Researchers at the University of Bristol have developed a tissue-engineering method to effectively take stem cells from bone marrow and, using the right growth factors, drive cartilage cell formation. Several challenges remain, reported Anthony Hollander, Ph.D., professor of rheumatology and tissue engineering. Since the patients are not life-threatened but in pain, and perhaps somewhat disabled, the burden of evidence that stem cell therapy is going to be safe and effective is much higher. Cost is another factor. “Although we’re using the patient’s own cells and there is no immune rejection, it’s personalized medicine and very expensive.”
Dr. Hollander’s research is focused in two main areas. The first is growing cartilage from adult stem cells to treat osteoarthritis in aging individuals. It takes approximately 48 hours to turn adult stem cells into cartilage cells, compared to five weeks to create a piece of cartilage from tissue culture. This is a long way from clinical applications, he added, because they still have to discover how to grow large pieces of cartilage and how to integrate them with the surrounding natural cartilage in the joint.
Another research area is repairing torn meniscal cartilage, the semicircular cartilage pieces in the knee that act as shock absorbers. In most cases, the only treatment is surgery, which later increases the risk of osteoarthritis. Dr. Hollander’s group has developed a stem cell bandage for which stem cells are taken from the patient’s bone marrow and grown in culture. These are kept on a scaffold as undifferentiated stem cells until they reach the required amount.

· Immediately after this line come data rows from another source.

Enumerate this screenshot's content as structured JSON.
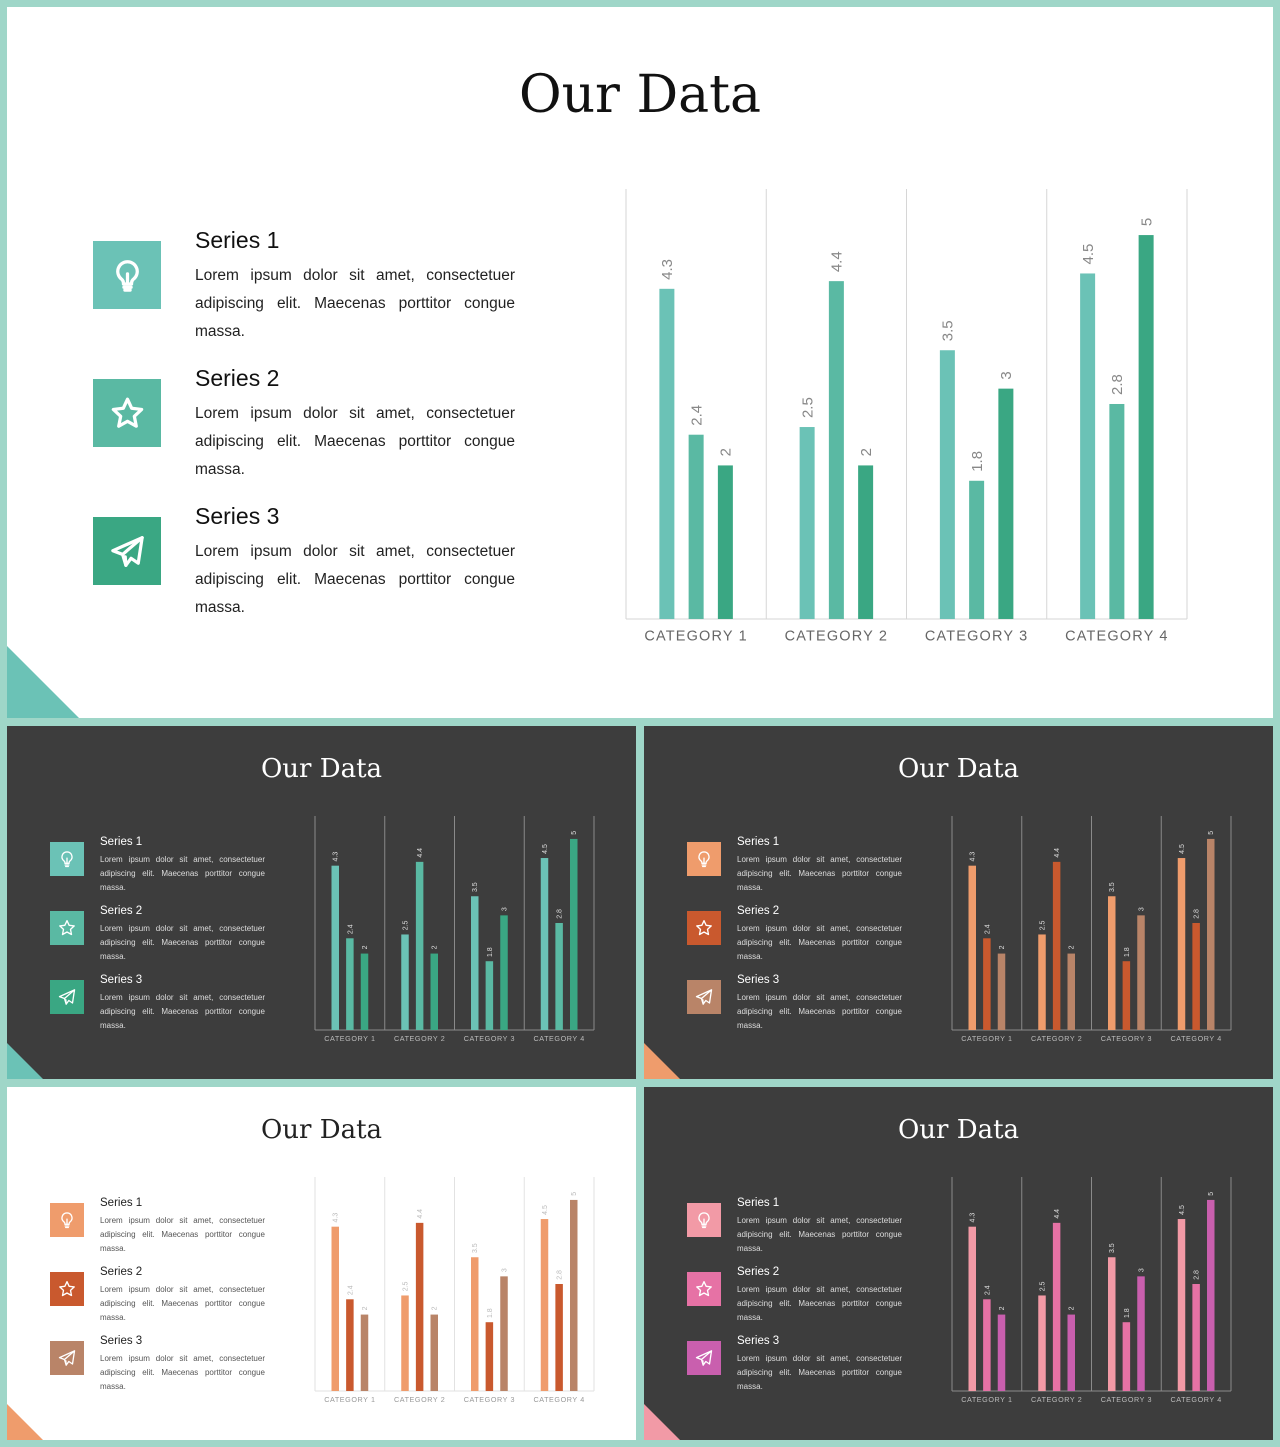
{
  "slides": [
    {
      "id": "main",
      "title": "Our Data",
      "theme": "light",
      "colors": [
        "#6bc2b6",
        "#5ab9a3",
        "#3aa783"
      ],
      "text_color": "#111111",
      "desc_color": "#222222",
      "axis_label_color": "#666666",
      "value_label_color": "#888888",
      "grid_color": "#d6d6d6",
      "corner_color": "#6bc2b6",
      "series": [
        {
          "name": "Series 1",
          "desc": "Lorem ipsum dolor sit amet, consectetuer adipiscing  elit. Maecenas porttitor congue massa.",
          "icon": "lightbulb-icon"
        },
        {
          "name": "Series 2",
          "desc": "Lorem ipsum dolor sit amet, consectetuer adipiscing  elit. Maecenas porttitor congue massa.",
          "icon": "star-icon"
        },
        {
          "name": "Series 3",
          "desc": "Lorem ipsum dolor sit amet, consectetuer adipiscing  elit. Maecenas porttitor congue massa.",
          "icon": "paper-plane-icon"
        }
      ]
    },
    {
      "id": "a",
      "title": "Our Data",
      "theme": "dark",
      "colors": [
        "#6bc2b6",
        "#5ab9a3",
        "#3aa783"
      ],
      "text_color": "#ffffff",
      "desc_color": "#dddddd",
      "axis_label_color": "#bbbbbb",
      "value_label_color": "#dddddd",
      "grid_color": "#8a8a8a",
      "corner_color": "#6bc2b6",
      "series": [
        {
          "name": "Series 1",
          "desc": "Lorem ipsum dolor sit amet, consectetuer adipiscing  elit. Maecenas porttitor congue massa.",
          "icon": "lightbulb-icon"
        },
        {
          "name": "Series 2",
          "desc": "Lorem ipsum dolor sit amet, consectetuer adipiscing  elit. Maecenas porttitor congue massa.",
          "icon": "star-icon"
        },
        {
          "name": "Series 3",
          "desc": "Lorem ipsum dolor sit amet, consectetuer adipiscing  elit. Maecenas porttitor congue massa.",
          "icon": "paper-plane-icon"
        }
      ]
    },
    {
      "id": "b",
      "title": "Our Data",
      "theme": "dark",
      "colors": [
        "#ef9c6c",
        "#c9592e",
        "#b98468"
      ],
      "text_color": "#ffffff",
      "desc_color": "#dddddd",
      "axis_label_color": "#bbbbbb",
      "value_label_color": "#dddddd",
      "grid_color": "#8a8a8a",
      "corner_color": "#ef9c6c",
      "series": [
        {
          "name": "Series 1",
          "desc": "Lorem ipsum dolor sit amet, consectetuer adipiscing  elit. Maecenas porttitor congue massa.",
          "icon": "lightbulb-icon"
        },
        {
          "name": "Series 2",
          "desc": "Lorem ipsum dolor sit amet, consectetuer adipiscing  elit. Maecenas porttitor congue massa.",
          "icon": "star-icon"
        },
        {
          "name": "Series 3",
          "desc": "Lorem ipsum dolor sit amet, consectetuer adipiscing  elit. Maecenas porttitor congue massa.",
          "icon": "paper-plane-icon"
        }
      ]
    },
    {
      "id": "c",
      "title": "Our Data",
      "theme": "light",
      "colors": [
        "#ef9c6c",
        "#c9592e",
        "#b98468"
      ],
      "text_color": "#222222",
      "desc_color": "#555555",
      "axis_label_color": "#999999",
      "value_label_color": "#bbbbbb",
      "grid_color": "#e2e2e2",
      "corner_color": "#ef9c6c",
      "series": [
        {
          "name": "Series 1",
          "desc": "Lorem ipsum dolor sit amet, consectetuer adipiscing  elit. Maecenas porttitor congue massa.",
          "icon": "lightbulb-icon"
        },
        {
          "name": "Series 2",
          "desc": "Lorem ipsum dolor sit amet, consectetuer adipiscing  elit. Maecenas porttitor congue massa.",
          "icon": "star-icon"
        },
        {
          "name": "Series 3",
          "desc": "Lorem ipsum dolor sit amet, consectetuer adipiscing  elit. Maecenas porttitor congue massa.",
          "icon": "paper-plane-icon"
        }
      ]
    },
    {
      "id": "d",
      "title": "Our Data",
      "theme": "dark",
      "colors": [
        "#f29aa6",
        "#e672a5",
        "#c95fae"
      ],
      "text_color": "#ffffff",
      "desc_color": "#dddddd",
      "axis_label_color": "#bbbbbb",
      "value_label_color": "#dddddd",
      "grid_color": "#8a8a8a",
      "corner_color": "#f29aa6",
      "series": [
        {
          "name": "Series 1",
          "desc": "Lorem ipsum dolor sit amet, consectetuer adipiscing  elit. Maecenas porttitor congue massa.",
          "icon": "lightbulb-icon"
        },
        {
          "name": "Series 2",
          "desc": "Lorem ipsum dolor sit amet, consectetuer adipiscing  elit. Maecenas porttitor congue massa.",
          "icon": "star-icon"
        },
        {
          "name": "Series 3",
          "desc": "Lorem ipsum dolor sit amet, consectetuer adipiscing  elit. Maecenas porttitor congue massa.",
          "icon": "paper-plane-icon"
        }
      ]
    }
  ],
  "chart_data": {
    "type": "bar",
    "categories": [
      "CATEGORY 1",
      "CATEGORY 2",
      "CATEGORY 3",
      "CATEGORY 4"
    ],
    "series": [
      {
        "name": "Series 1",
        "values": [
          4.3,
          2.5,
          3.5,
          4.5
        ]
      },
      {
        "name": "Series 2",
        "values": [
          2.4,
          4.4,
          1.8,
          2.8
        ]
      },
      {
        "name": "Series 3",
        "values": [
          2,
          2,
          3,
          5
        ]
      }
    ],
    "value_labels": [
      [
        "4.3",
        "2.5",
        "3.5",
        "4.5"
      ],
      [
        "2.4",
        "4.4",
        "1.8",
        "2.8"
      ],
      [
        "2",
        "2",
        "3",
        "5"
      ]
    ],
    "ylim": [
      0,
      5.6
    ],
    "grid": "vertical separators between categories",
    "legend": "none"
  }
}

“We place these cells in the middle of the torn meniscus and sew it up around the cell bandage. The idea, and we’ve shown this in the lab, is that the stem cells migrate between the two surfaces and literally knit across the surface, causing an integration.”

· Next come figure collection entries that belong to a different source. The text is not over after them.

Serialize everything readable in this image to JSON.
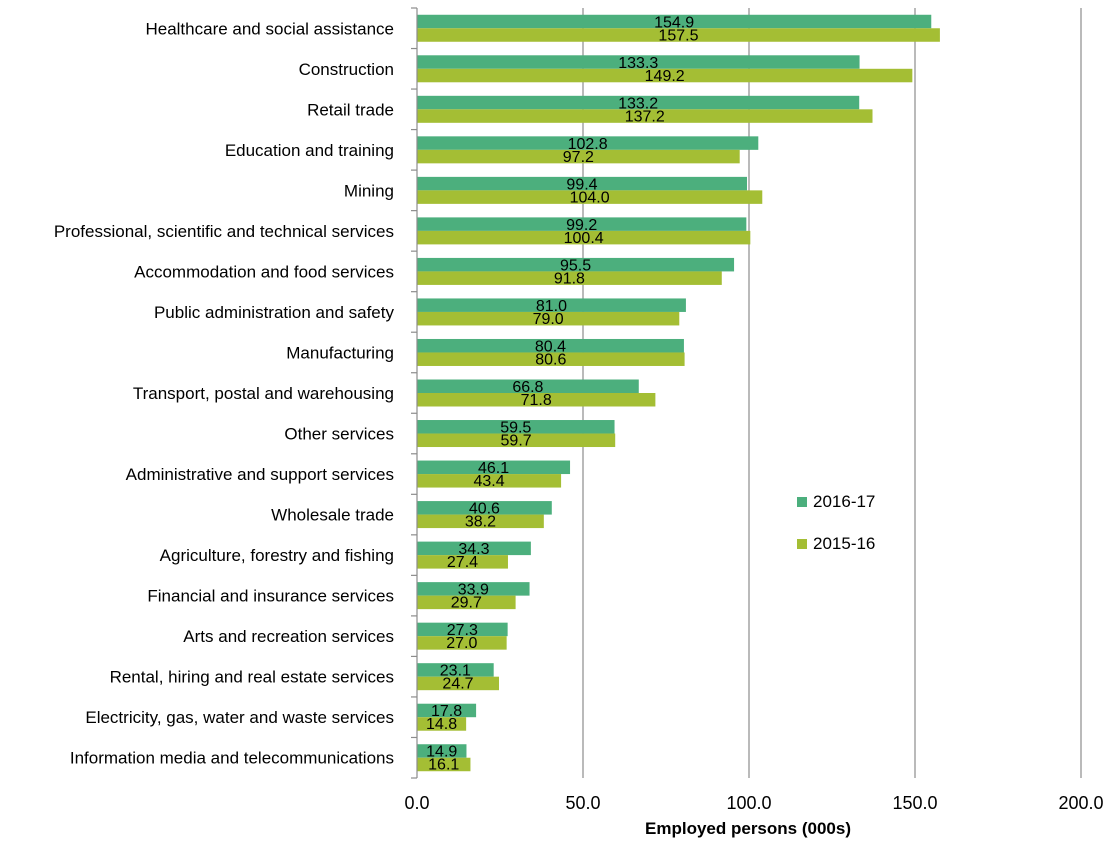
{
  "chart_data": {
    "type": "bar",
    "orientation": "horizontal",
    "categories": [
      "Healthcare and social assistance",
      "Construction",
      "Retail trade",
      "Education and training",
      "Mining",
      "Professional, scientific and technical services",
      "Accommodation and food services",
      "Public administration and safety",
      "Manufacturing",
      "Transport, postal and warehousing",
      "Other services",
      "Administrative and support services",
      "Wholesale trade",
      "Agriculture, forestry and fishing",
      "Financial and insurance services",
      "Arts and recreation services",
      "Rental, hiring and real estate services",
      "Electricity, gas, water and waste services",
      "Information media and telecommunications"
    ],
    "series": [
      {
        "name": "2016-17",
        "color": "#4caf7d",
        "values": [
          154.9,
          133.3,
          133.2,
          102.8,
          99.4,
          99.2,
          95.5,
          81.0,
          80.4,
          66.8,
          59.5,
          46.1,
          40.6,
          34.3,
          33.9,
          27.3,
          23.1,
          17.8,
          14.9
        ],
        "labels": [
          "154.9",
          "133.3",
          "133.2",
          "102.8",
          "99.4",
          "99.2",
          "95.5",
          "81.0",
          "80.4",
          "66.8",
          "59.5",
          "46.1",
          "40.6",
          "34.3",
          "33.9",
          "27.3",
          "23.1",
          "17.8",
          "14.9"
        ]
      },
      {
        "name": "2015-16",
        "color": "#a4be34",
        "values": [
          157.5,
          149.2,
          137.2,
          97.2,
          104.0,
          100.4,
          91.8,
          79.0,
          80.6,
          71.8,
          59.7,
          43.4,
          38.2,
          27.4,
          29.7,
          27.0,
          24.7,
          14.8,
          16.1
        ],
        "labels": [
          "157.5",
          "149.2",
          "137.2",
          "97.2",
          "104.0",
          "100.4",
          "91.8",
          "79.0",
          "80.6",
          "71.8",
          "59.7",
          "43.4",
          "38.2",
          "27.4",
          "29.7",
          "27.0",
          "24.7",
          "14.8",
          "16.1"
        ]
      }
    ],
    "xlabel": "Employed persons (000s)",
    "ylabel": "",
    "xlim": [
      0,
      200
    ],
    "xticks": [
      0,
      50,
      100,
      150,
      200
    ],
    "xtick_labels": [
      "0.0",
      "50.0",
      "100.0",
      "150.0",
      "200.0"
    ],
    "grid": true,
    "legend": "right"
  }
}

A spin-out company, Azellon Cell Therapy, has been created to market the Cell Bandage, which is currently being tested in sheep. According to Dr. Hollander, the company has funding for a safety study to start next year in 10 patients. The next big step, he said, is to scale up these techniques, to increase implant size and develop a donated cell method in order to use cell lines to treat large numbers of patients.